Alain de Martigny ( born April 9, 1946 in Paris ) is a French former football player and coach.

Career

Time as a player

At the age of twelve years, de Martigny was included in the youth department of the professional clubs Red Star Paris. Then he wore the jersey of two smaller clubs, before he went to Lille in 1967 to begin her sports studies. Parallel to his studies, he played for AC Cambrai, which he succeeded in 1970, the rise in the second division, while he took a post as a teacher at the same time.

De Martigny thus able to advance to the second division, where he ran aground, however, not for Cambrai, but for the OSC Lille. He came up with 28 disputed second division matches on a very regular inserts and managed beyond the 1971 promotion to the top French league. In this way he could see the first 25 first division matches in his career contest, but had to accept the 1972 re- direct descent. In the season 1972/73 the midfielder confirmed its role in the team and showed up with ten goals in 31 games, which is the best value of his career, extremely goal threat, but missing out on promotion. This, however, succeeded in 1974, when de Martigny is also secured the title of the second division champion with Lille. In the two years that followed, he was placed firmly in the northern French club and held with this two times the class.

Time as player-coach

At age 30, signed de Martigny in 1976 at second division Stade Brest, where he at the same time, the Office of the trainer was transferred in addition to a role as a player. Despite its obligations as a trainer, he held as a player a place in the midfield, but failed each clearly in his first two years at the desired advancement. The latter succeeded in 1979, with the player-manager received the award as a second division coach of the year for his services.
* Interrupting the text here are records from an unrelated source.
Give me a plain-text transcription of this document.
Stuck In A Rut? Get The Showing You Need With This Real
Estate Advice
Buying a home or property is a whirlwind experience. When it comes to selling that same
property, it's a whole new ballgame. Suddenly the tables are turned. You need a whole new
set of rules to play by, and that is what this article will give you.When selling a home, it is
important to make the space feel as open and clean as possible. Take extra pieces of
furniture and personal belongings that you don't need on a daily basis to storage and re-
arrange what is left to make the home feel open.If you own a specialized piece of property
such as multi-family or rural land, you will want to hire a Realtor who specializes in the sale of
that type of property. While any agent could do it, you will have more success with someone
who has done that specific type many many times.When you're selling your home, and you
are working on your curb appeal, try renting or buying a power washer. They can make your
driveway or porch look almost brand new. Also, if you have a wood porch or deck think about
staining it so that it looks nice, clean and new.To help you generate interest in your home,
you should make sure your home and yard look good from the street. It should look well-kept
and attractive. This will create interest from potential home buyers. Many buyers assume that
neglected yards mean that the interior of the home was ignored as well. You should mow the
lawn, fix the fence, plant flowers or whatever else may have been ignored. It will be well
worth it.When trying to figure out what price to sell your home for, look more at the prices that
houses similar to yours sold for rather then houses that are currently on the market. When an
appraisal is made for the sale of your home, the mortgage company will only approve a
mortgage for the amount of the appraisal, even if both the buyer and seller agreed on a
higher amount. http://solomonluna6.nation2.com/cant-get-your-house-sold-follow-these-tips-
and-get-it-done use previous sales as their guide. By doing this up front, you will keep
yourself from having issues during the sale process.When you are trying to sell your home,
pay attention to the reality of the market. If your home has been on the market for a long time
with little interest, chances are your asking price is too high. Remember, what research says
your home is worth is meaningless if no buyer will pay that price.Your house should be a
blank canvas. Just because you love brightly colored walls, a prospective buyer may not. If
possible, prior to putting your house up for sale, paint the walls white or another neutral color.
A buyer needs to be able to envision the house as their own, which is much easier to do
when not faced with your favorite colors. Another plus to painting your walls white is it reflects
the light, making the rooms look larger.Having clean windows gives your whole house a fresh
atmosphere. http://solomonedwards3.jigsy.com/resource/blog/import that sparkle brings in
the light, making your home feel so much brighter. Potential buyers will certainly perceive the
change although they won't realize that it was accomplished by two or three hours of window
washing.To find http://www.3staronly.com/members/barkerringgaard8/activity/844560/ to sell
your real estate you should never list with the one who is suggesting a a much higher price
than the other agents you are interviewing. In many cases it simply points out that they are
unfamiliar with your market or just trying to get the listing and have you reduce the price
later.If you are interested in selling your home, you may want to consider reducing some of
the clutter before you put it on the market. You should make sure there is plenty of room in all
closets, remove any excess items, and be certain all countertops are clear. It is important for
During the 1979/80 season he played ten Erstligapartien and rose with the team at the end of the year with a clear residue from. The 34 -year-old decided after 104 Erstligaeinsätzen with nine goals and 180 second division operations with 32 goals for ending his active career, while he retained his coaching job.

As manager

At the end of the season 1980/81 de Martigny reached Brest direct resurgence and a year later the league in the first division. Nevertheless, he returned to the club after six years back, for which personal differences with the association president tipped the scales. In the summer of 1982, he took over for the duration of the World Cup on the side of Michel Hidalgo the post of assistant coach of the French selection that eliminated in the semifinals in a penalty shoot-out against Germany.

Following this de Martigny was offered the coaching job at second division RC Paris, which he led to the first division in 1984. Because the club was in great danger of direct re descent, who also followed at the end of the season, he was replaced at the turn of 1984/85 by Victor Zvunka, who served henceforth as player-coach. 1985 left de Martigny France when he was coach of the Gabonese national team, with whom he won the CEMAC Cup in the same year and the country so earned the first international title at all. Although he was released in 1987, he remained in the African State, where he coached the AS Sogara and 1989 led to the title.
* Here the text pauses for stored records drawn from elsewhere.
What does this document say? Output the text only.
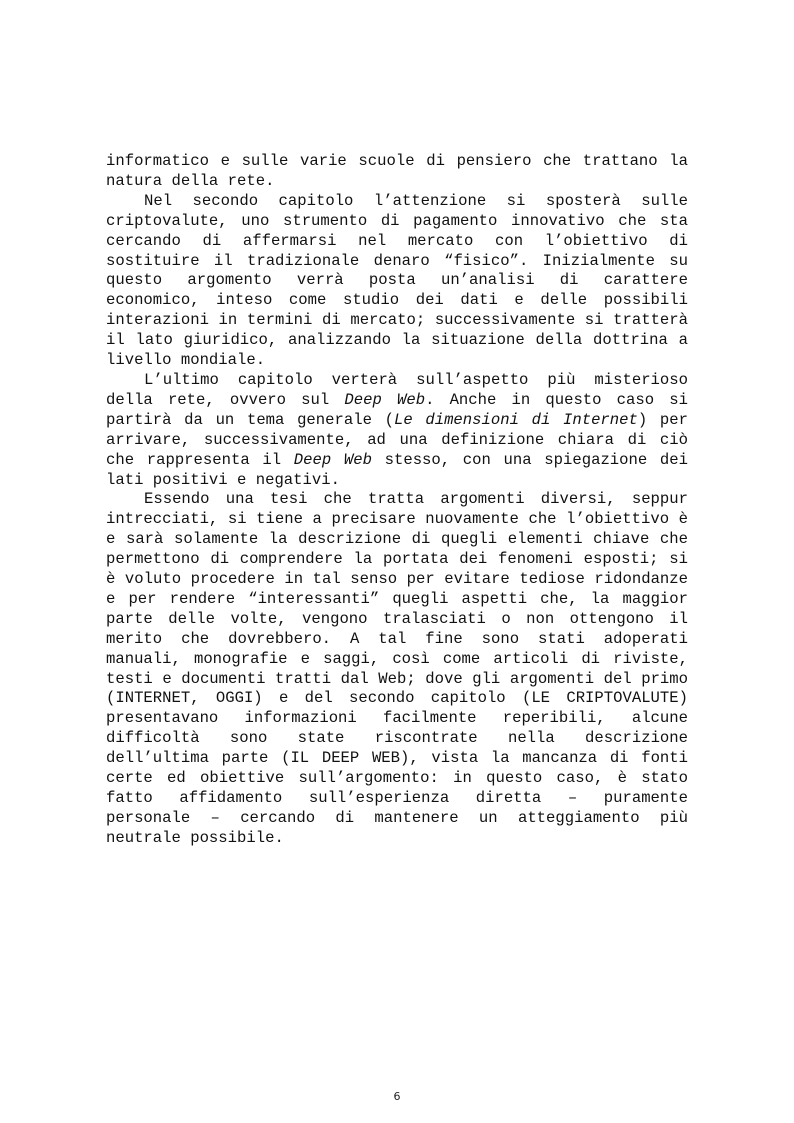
informatico e sulle varie scuole di pensiero che trattano la natura della rete.

Nel secondo capitolo l’attenzione si sposterà sulle criptovalute, uno strumento di pagamento innovativo che sta cercando di affermarsi nel mercato con l’obiettivo di sostituire il tradizionale denaro “fisico”. Inizialmente su questo argomento verrà posta un’analisi di carattere economico, inteso come studio dei dati e delle possibili interazioni in termini di mercato; successivamente si tratterà il lato giuridico, analizzando la situazione della dottrina a livello mondiale.

L’ultimo capitolo verterà sull’aspetto più misterioso della rete, ovvero sul Deep Web. Anche in questo caso si partirà da un tema generale (Le dimensioni di Internet) per arrivare, successivamente, ad una definizione chiara di ciò che rappresenta il Deep Web stesso, con una spiegazione dei lati positivi e negativi.

Essendo una tesi che tratta argomenti diversi, seppur intrecciati, si tiene a precisare nuovamente che l’obiettivo è e sarà solamente la descrizione di quegli elementi chiave che permettono di comprendere la portata dei fenomeni esposti; si è voluto procedere in tal senso per evitare tediose ridondanze e per rendere “interessanti” quegli aspetti che, la maggior parte delle volte, vengono tralasciati o non ottengono il merito che dovrebbero. A tal fine sono stati adoperati manuali, monografie e saggi, così come articoli di riviste, testi e documenti tratti dal Web; dove gli argomenti del primo (INTERNET, OGGI) e del secondo capitolo (LE CRIPTOVALUTE) presentavano informazioni facilmente reperibili, alcune difficoltà sono state riscontrate nella descrizione dell’ultima parte (IL DEEP WEB), vista la mancanza di fonti certe ed obiettive sull’argomento: in questo caso, è stato fatto affidamento sull’esperienza diretta – puramente personale – cercando di mantenere un atteggiamento più neutrale possibile.

6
In 1989 he returned to France and was stopped for a year without a job, before he found a new employer in the second division Guingamp. After two years with a good placement of the club slide in the third year of the relegation zone and de Martigny became the winter break 1992/93 replaced by Yvon Schmitt, but the descent could not turn away. In November 1993, he was hired as a coach at the first division SCO Angers with the order to avoid the fall into the second class. As he did not succeed, he had to leave the west French club again in 1994.

He then worked as a manager at unterklassigen CS Meaux from 1995 to 1998 and moved there in 1998 to coach the chair. On promotion to the fifth league he failed in the season 1998/99, however, is scarce. Then he returned back in 1999 after 17 years at Stade Brest, which took now in its fourth league. He led the club in his first year in the third division, but failed in 2001 at the hoped-for promotion to the second division in 2002 and had suffered almost relegated again in the fourth. In view of this, the 56 -year-old de Martigny opted for a termination of his career as a coach.